# Natural Fork Plinker "Capulin"



## Chepo69 (May 1, 2010)

Hola amigos resorteros!

Today Day of the Dead in Mexico, we often carry flowers to accompany our dead and some time in the pantheon. the cemetery is full of color and I could not resist taking some pictures of this small.

The slingshot is natural fork of Capulin (fruit like a cherry)


----------



## Hrawk (Oct 25, 2010)

Beautiful work as always Chepo!

The photos look fanatic too.


----------



## NaturalFork (Jan 21, 2010)

Your slingshots are perfect. I like the look of the tubes on that one.


----------



## fishjunkie (Sep 10, 2011)

very nice


----------



## ZDP-189 (Mar 14, 2010)

That has to be a design classic and is well presented.


----------



## Jacktrevally (Feb 14, 2011)

Very nice slingshot. Your work is awesome.


----------



## Bob Fionda (Apr 6, 2011)

Beautiful resortera. Gran trabajo y buenas fotos.


----------



## e~shot (Jun 3, 2010)

I m amazed with you slingshot making and photographic skills.


----------



## Dayhiker (Mar 13, 2010)

I love your slingshots. This one is small but very strong. And you work until no improvement is possible, I admire that.


----------



## mckee (Oct 28, 2010)

fantastic job chepo!


----------



## Aras (Apr 2, 2011)

That is brilliant looking resortera Chepo! Is it finished with beeswax as well?


----------



## alfshooter (May 11, 2011)

_Maestro chepo , por un momento crei que estaba en el cielo , ya sabe lo impaciente que soy y no habia leido el texto, como siempre le digo, es usted muy "Grande" , esa señora recua es una chulapa mi mai._
_Abrazoton_


----------



## Ry-shot (Jul 22, 2011)

the finish on those just looks amasing ! the way /the shape of it is just amasing , hats off to you sir !


----------



## Chepo69 (May 1, 2010)

You are all very friendly!

I appreciate your kind comments.

Aras: I think this just leave it with linseed oil, and perhaps a polished my cloth that are left traces of wax.

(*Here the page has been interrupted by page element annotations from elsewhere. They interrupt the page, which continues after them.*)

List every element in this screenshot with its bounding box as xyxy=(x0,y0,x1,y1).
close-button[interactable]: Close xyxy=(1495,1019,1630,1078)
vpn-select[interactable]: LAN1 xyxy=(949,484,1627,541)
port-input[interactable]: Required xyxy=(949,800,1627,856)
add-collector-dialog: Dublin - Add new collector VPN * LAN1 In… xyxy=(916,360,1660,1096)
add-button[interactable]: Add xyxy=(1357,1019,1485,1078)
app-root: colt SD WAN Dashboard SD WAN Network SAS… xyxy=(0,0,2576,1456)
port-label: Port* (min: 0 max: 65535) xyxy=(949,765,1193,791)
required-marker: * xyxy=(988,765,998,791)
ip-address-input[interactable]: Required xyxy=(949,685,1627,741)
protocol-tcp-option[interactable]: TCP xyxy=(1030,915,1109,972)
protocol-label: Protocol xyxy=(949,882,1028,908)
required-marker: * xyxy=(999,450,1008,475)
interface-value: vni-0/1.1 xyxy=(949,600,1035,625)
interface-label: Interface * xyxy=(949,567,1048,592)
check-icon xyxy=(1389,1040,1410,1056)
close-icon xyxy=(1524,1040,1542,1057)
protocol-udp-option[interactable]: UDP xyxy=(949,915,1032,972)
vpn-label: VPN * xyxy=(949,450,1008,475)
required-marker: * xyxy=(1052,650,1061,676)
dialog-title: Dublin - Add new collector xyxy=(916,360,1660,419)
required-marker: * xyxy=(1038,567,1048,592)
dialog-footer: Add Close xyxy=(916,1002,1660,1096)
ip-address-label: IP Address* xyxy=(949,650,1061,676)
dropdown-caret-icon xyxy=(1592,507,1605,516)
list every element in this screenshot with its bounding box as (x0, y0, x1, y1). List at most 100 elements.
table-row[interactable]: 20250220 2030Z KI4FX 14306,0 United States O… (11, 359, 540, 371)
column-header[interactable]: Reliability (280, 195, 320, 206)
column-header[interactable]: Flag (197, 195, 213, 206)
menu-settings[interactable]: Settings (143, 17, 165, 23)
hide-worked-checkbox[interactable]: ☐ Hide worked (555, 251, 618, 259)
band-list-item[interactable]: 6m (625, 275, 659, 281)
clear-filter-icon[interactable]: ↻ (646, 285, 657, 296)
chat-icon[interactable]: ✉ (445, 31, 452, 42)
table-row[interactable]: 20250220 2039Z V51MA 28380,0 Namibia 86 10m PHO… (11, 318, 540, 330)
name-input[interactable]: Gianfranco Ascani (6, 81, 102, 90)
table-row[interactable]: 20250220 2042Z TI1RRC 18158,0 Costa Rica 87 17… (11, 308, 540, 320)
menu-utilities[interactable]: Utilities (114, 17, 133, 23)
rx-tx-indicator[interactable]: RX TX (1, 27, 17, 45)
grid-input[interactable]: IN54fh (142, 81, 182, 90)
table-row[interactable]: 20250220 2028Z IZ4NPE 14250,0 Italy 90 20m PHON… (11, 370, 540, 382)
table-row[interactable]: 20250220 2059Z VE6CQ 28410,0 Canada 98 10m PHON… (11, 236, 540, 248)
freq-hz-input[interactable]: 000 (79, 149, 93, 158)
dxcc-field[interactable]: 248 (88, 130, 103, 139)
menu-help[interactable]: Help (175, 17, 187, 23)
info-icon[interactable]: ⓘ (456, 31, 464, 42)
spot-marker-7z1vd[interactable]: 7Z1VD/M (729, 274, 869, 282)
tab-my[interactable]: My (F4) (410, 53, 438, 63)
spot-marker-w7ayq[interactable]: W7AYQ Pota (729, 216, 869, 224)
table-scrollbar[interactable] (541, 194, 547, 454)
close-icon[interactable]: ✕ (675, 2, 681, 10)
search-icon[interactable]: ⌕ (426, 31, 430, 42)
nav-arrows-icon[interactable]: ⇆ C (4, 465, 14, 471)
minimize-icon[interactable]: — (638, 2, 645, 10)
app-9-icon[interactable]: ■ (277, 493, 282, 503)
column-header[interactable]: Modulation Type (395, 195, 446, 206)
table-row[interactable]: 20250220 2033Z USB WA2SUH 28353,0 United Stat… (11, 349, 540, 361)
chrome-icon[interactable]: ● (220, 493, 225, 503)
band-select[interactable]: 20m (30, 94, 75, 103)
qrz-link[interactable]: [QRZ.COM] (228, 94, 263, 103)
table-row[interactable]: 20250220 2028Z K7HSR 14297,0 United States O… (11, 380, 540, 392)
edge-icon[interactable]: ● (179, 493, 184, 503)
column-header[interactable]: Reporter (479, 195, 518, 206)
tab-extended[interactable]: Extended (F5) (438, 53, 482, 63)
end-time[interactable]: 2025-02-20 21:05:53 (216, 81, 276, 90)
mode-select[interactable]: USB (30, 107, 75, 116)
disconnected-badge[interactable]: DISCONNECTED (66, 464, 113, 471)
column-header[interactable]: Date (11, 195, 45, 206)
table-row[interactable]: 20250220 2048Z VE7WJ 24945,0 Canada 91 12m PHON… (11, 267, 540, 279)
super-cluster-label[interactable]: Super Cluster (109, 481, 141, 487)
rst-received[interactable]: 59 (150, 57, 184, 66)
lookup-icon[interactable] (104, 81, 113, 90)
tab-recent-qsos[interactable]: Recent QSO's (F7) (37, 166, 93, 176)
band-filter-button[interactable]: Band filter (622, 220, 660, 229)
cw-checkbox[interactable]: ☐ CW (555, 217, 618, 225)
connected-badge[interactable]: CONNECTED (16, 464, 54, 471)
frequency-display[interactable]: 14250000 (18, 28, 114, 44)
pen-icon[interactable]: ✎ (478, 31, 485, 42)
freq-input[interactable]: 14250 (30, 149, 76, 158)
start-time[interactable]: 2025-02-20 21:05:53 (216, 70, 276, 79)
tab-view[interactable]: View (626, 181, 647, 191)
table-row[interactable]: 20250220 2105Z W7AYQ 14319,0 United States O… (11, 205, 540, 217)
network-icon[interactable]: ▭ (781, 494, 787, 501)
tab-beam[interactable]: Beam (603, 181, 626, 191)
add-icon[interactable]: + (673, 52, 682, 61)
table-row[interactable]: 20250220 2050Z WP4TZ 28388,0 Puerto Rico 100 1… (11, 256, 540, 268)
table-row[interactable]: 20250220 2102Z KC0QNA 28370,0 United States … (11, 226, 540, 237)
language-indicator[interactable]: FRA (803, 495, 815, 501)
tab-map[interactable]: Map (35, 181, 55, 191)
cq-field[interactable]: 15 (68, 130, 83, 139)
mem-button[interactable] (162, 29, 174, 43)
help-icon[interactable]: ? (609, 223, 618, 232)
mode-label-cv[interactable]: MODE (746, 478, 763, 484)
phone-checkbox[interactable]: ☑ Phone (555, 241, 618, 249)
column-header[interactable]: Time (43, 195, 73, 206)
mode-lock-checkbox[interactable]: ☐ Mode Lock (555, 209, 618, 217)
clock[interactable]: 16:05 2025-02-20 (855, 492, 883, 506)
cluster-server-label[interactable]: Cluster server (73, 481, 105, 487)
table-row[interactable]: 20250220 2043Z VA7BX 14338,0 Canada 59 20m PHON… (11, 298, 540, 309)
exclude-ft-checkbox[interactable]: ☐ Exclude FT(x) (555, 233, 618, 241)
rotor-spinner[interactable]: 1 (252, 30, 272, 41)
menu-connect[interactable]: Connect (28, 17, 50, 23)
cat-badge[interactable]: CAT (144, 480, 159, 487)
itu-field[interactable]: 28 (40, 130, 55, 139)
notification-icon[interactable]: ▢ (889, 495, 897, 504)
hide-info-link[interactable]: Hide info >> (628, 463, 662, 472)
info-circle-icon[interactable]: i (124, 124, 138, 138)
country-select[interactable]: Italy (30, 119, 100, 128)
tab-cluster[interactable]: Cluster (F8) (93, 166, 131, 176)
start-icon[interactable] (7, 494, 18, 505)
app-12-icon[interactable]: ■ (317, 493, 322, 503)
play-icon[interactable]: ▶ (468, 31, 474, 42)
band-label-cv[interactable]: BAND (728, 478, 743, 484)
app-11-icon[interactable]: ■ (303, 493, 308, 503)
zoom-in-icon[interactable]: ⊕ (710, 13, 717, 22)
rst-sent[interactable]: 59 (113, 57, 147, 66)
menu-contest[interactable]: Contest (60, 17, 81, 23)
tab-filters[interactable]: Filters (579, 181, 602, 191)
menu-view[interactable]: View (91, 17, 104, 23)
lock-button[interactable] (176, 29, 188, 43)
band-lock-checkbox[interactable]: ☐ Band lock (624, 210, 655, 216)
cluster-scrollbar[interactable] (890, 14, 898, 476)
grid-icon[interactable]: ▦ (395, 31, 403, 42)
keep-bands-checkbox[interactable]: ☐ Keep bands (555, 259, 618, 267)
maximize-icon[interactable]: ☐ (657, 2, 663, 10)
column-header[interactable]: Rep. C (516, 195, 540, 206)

Alf. Hopefully that day is too distant to an....


----------



## slingshotwannabe (Oct 17, 2011)

in my place it's very hard to get that kind of beautiful and perfect fork. job well done.


----------



## Xidoo (Aug 14, 2010)

Mai,

I know this one in person and I must state that the pictures are just great, but they are not close enough to what this little resortera really is in the flesh. Nice Shape, great feeling to the hand, beautiful color, just a wonderful piece as always. Saludotes mai.

Chepo,

Pos conociendo esta chulada en persona que es lo que le puedo decir?? Que la neta las maravillosas fotos que le tomo no le llegan a la real neta de la cosita esta. Wenona figurilla, chida a la mano, de wen sentir a la mano, total toda una chulada de vista y sentimiento recuero. Saludotes mai..


----------